Der Weltcup Grand Prix bei Jumping Amsterdam ist entschieden: Charlotte Fry (GBR) und Glamourdale haben sich mit 80 Prozent vor Isabell Werth und Wendy de Fontaine (79,131) an die Spitze gesetzt. Im höchstdotierten Springen des Tages dominierte Willem Greven mit Grandorado.

Amsterdam ist Weltcupstation für die Dressur und das Springen. Mit dem Grand Prix begann der Weltcup für die Dressurasse und die Route ist schon mal “gelegt” – Glamourdale und Charlotte Fry die in den Niederlanden bei der Familie van Olst lebt und arbeitet, gewann die Prüfung auf hohem Prozentniveau. Die niederländische Richterin bei Mariette Sanders bei E und Dänemarks Susanne Baarup (M) hatten das Paar allerdings an Position zwei. Isabell Werth und Wendy de Fontaine folgten auf dem zweiten Platz und auch dort war sich das Gremium nicht völlig einig: Maria Collian der (FIN) sah Wereth/ Wendy auf Platz drei. Magnus Ringmark bei C (SWE) und Francis Verbeek bei B (NED) hatten die Dressurqueen auf Position zwei, alle anderen auf Rang eins. Vergleichsweise geschlossen auf Platz drei folgte in der Richter/innen-Gunst die Britin Becky Moody mit Jagerbomb auf dem dritten Platz. Was gab es noch: Moritz Treffinger und Fiderdance reihten sich auf dem zehnten Platz ein und sind damit sicher für die Weltcup-Kür qualifiziert. Die beginnt am Samstag um 10.45 Uhr.

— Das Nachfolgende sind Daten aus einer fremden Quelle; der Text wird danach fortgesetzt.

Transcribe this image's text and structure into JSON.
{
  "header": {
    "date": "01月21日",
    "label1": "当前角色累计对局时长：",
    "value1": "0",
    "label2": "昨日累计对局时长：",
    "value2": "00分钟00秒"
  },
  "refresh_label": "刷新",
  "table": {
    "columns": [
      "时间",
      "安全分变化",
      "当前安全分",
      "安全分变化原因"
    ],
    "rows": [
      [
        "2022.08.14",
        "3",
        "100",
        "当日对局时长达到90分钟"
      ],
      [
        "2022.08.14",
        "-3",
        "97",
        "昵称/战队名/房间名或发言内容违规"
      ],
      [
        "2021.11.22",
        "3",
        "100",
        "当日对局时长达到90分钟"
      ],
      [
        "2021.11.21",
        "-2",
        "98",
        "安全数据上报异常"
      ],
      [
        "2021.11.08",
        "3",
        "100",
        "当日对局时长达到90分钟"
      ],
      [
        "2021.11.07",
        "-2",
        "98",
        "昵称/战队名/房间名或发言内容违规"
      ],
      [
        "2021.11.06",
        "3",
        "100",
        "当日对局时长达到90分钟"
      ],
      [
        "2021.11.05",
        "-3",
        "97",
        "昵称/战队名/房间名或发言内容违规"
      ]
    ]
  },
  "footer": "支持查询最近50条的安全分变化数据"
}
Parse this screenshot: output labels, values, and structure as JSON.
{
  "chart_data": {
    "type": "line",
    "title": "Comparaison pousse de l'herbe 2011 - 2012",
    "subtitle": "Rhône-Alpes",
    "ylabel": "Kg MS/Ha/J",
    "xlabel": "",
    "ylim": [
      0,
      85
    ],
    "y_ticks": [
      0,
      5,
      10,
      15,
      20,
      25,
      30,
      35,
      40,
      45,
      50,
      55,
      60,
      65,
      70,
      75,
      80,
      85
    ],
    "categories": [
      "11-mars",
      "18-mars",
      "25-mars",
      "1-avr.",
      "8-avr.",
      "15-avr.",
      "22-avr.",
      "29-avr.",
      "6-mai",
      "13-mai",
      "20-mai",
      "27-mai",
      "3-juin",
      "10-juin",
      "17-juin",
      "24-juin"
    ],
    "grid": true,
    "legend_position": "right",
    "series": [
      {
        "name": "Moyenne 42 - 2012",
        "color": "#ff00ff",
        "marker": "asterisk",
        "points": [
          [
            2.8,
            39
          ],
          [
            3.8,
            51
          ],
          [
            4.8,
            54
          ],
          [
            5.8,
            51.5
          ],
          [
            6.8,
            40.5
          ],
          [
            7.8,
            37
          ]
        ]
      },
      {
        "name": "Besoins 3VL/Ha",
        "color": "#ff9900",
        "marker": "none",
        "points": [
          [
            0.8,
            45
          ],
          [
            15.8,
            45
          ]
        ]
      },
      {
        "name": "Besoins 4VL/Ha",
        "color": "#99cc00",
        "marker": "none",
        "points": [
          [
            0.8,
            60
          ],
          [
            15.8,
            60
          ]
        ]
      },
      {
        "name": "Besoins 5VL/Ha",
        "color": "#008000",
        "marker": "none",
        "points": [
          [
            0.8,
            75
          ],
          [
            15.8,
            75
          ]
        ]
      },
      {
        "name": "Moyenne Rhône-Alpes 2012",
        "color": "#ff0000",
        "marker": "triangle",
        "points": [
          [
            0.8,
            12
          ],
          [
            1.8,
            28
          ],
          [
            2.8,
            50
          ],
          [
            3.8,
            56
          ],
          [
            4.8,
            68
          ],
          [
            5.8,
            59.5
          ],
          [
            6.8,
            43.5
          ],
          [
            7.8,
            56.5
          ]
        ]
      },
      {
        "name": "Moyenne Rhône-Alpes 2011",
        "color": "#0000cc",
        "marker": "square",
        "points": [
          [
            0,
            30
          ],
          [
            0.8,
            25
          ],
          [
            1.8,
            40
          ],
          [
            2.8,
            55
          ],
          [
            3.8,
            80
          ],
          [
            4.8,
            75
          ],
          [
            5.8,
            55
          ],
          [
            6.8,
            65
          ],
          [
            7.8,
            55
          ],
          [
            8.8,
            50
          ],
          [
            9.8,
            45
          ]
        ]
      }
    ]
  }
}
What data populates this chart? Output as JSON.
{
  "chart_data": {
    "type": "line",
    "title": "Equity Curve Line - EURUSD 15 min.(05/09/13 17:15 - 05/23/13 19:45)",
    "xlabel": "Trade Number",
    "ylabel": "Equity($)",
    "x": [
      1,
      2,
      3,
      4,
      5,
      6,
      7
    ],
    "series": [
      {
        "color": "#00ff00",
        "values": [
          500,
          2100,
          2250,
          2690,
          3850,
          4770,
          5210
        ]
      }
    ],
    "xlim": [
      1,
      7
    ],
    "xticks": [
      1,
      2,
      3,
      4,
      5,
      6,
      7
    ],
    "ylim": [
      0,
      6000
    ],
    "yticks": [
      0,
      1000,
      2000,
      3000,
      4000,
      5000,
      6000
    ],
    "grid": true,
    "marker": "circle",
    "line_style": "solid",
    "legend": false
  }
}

Der mit 56.800 Euro dotierte Telegraf Prijs ist ein Klassiker des Amsterdamer Turniers und zwar sowohl für eine nationale Prüfung, als auch für den internationalen Sport am Freitagabend. Willem Greve und der KWPN-Hengst Grandorado TN N.O.P. sorgten dafür, das es ein niederländischer Triumpf auf ganzer Linie wurde. Dahinter folgten Weltcupsieger Julien Epaillard (FRA) und Easy Up de Garndry und Robert Whitaker (GBR) mit Vermento. Auf der Suche nach dem besten deutschen Paar mußte man in der Ergebnisliste ein wenig scrollen bis zur Position 13: Phiipp Schulze Topphoff und Vivantas und gleich danach Patrick Stühlmeyer und Conterno-Blue PS.